The injury wouldn't have been so bad if the PE teacher hadn't decided to make me run cross country on my first day back with out crutches :/ That's right five minutes in me and a tree root had an altercation and the ankle that was still under going treatment was wrenched and racked all over again :/

Anyway the injuries are only semi-relevent due to hypermobility possible being related to Dyspraxia.

The things that really helped with my co-ordination during secondary education was the fact that in year nine (so aged 13-14) the school gave us a list of activities to choose from at Stubbers Outdoors center. Horse Riding did not appeal and as my swimming still was... erm.... "lets panic if we're out of our depth and not wearing a life jacket", sailing and rafting where out. This left archery and climbing.

Initially climbing - I spent most of the time clinging to the wall- vertigo, feeling like I was falling, getting dizzy was there again. But climbing I found I could do, it was that much different from scrambling across welsh mountains and as long as I didn't look down it was fine. So after the first week I started to find I could get to the top of the wall - then however vertigo set in when absailing was to happen.

But then I was asked if I liked roller coasters - the answer to which was yes! 'Pretend that's what this is, your safe on the line.' So that's what I did - the vertigo thing also affects me in cars but I used to just think of that as a roller coaster!

And then... the I found falling off was mostly fun (as long as you didn't crash into the wall at right angles to you with all the jabby hand holds on it.) And then I loved abseiling and then I found that the floppy twistiness of me made climbing easier! I had found a sport that I could not only do but that I was good at!
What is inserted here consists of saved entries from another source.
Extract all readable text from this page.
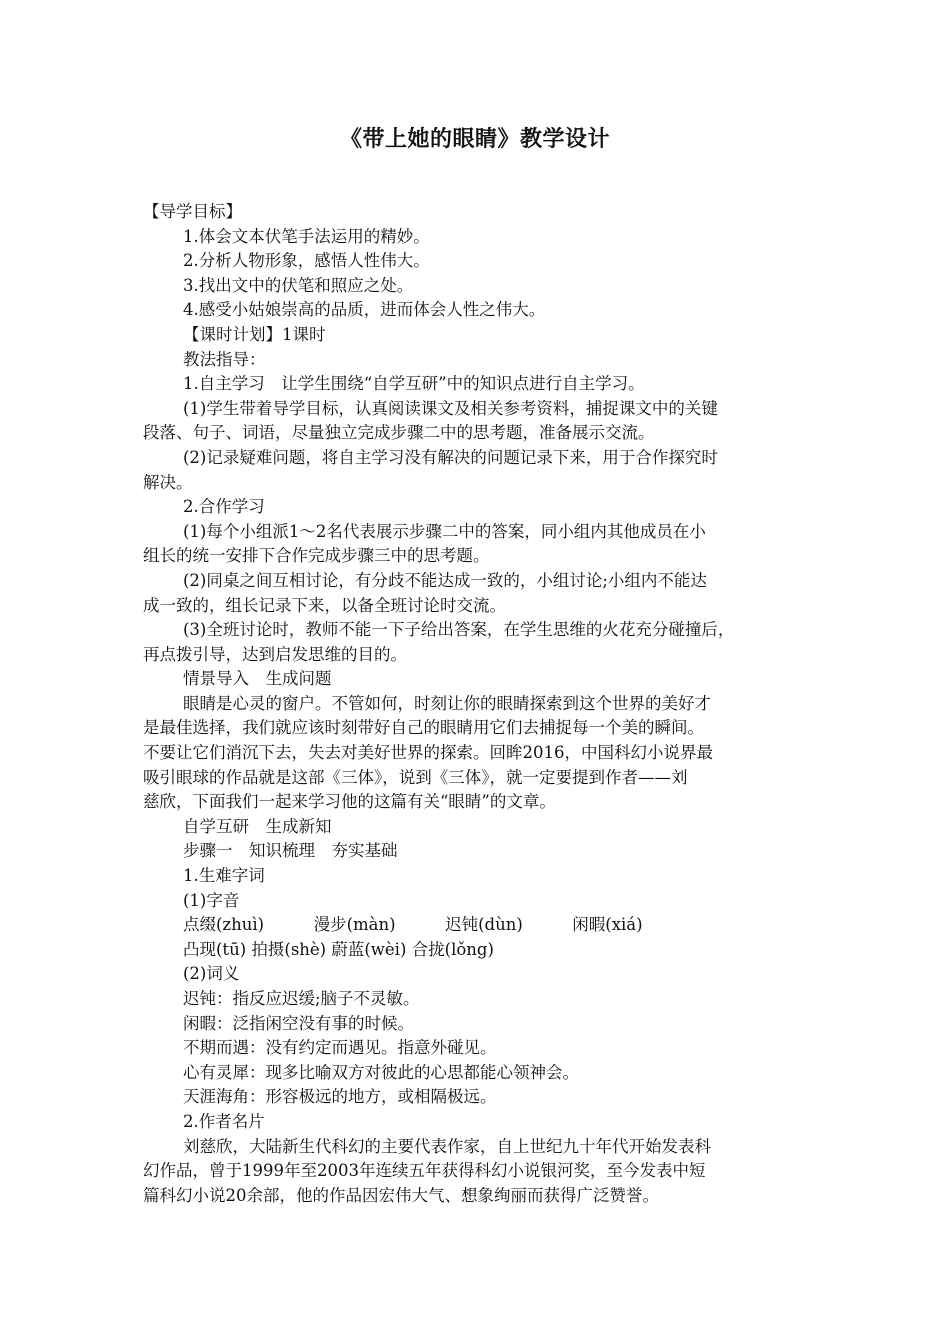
《带上她的眼睛》教学设计
【导学目标】
1.体会文本伏笔手法运用的精妙。
2.分析人物形象，感悟人性伟大。
3.找出文中的伏笔和照应之处。
4.感受小姑娘崇高的品质，进而体会人性之伟大。
【课时计划】1课时
教法指导：
1.自主学习　让学生围绕“自学互研”中的知识点进行自主学习。
(1)学生带着导学目标，认真阅读课文及相关参考资料，捕捉课文中的关键
段落、句子、词语，尽量独立完成步骤二中的思考题，准备展示交流。
(2)记录疑难问题，将自主学习没有解决的问题记录下来，用于合作探究时
解决。
2.合作学习
(1)每个小组派1～2名代表展示步骤二中的答案，同小组内其他成员在小
组长的统一安排下合作完成步骤三中的思考题。
(2)同桌之间互相讨论，有分歧不能达成一致的，小组讨论;小组内不能达
成一致的，组长记录下来，以备全班讨论时交流。
(3)全班讨论时，教师不能一下子给出答案，在学生思维的火花充分碰撞后，
再点拨引导，达到启发思维的目的。
情景导入　生成问题
眼睛是心灵的窗户。不管如何，时刻让你的眼睛探索到这个世界的美好才
是最佳选择，我们就应该时刻带好自己的眼睛用它们去捕捉每一个美的瞬间。
不要让它们消沉下去，失去对美好世界的探索。回眸2016，中国科幻小说界最
吸引眼球的作品就是这部《三体》，说到《三体》，就一定要提到作者——刘
慈欣，下面我们一起来学习他的这篇有关“眼睛”的文章。
自学互研　生成新知
步骤一　知识梳理　夯实基础
1.生难字词
(1)字音
点缀(zhuì)　　　漫步(màn)　　　迟钝(dùn)　　　闲暇(xiá)
凸现(tū) 拍摄(shè) 蔚蓝(wèi) 合拢(lǒng)
(2)词义
迟钝：指反应迟缓;脑子不灵敏。
闲暇：泛指闲空没有事的时候。
不期而遇：没有约定而遇见。指意外碰见。
心有灵犀：现多比喻双方对彼此的心思都能心领神会。
天涯海角：形容极远的地方，或相隔极远。
2.作者名片
刘慈欣，大陆新生代科幻的主要代表作家，自上世纪九十年代开始发表科
幻作品，曾于1999年至2003年连续五年获得科幻小说银河奖，至今发表中短
篇科幻小说20余部，他的作品因宏伟大气、想象绚丽而获得广泛赞誉。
And then archery - it turned out I was allowed to wear my glasses! I started to actually win things which was a shock - it was around this time me and my friends started going on lots of camps and things. We did lots of climbing and archery and it even got me into canoes and kayaks and making rafts. Of course then due to guiding stuff I ended up working at Thriftwood Campsite where I ended up instructing the climbing! and archery!

I believe the climbing and really helped with my co-ordination and balance but that wasn't the end of it. When I got to University I found something else that helped - took me another leap forward and that was Wu-Shu Kungfu (I don't have a clue how you spell it but it basically a Chinese mish-mash martial art). I didn't actually do it for very long - just over a year what with crutches, back problems coming to the fore and stomach problems. But it did help drastically. It was a combination of Wu-Shu, physio, yoga, pilates and Chi-Gong (which I took up when Wu-Shu was obviously a no go anymore) that got me walking again after I had Jean.

I just feel that mostly the dyspraxia doesn't affect me that much - other than being a scatterbrain and getting lost still 😉 But it was a long road - I have included here the things I think helped me the most - in the hope that they may help others.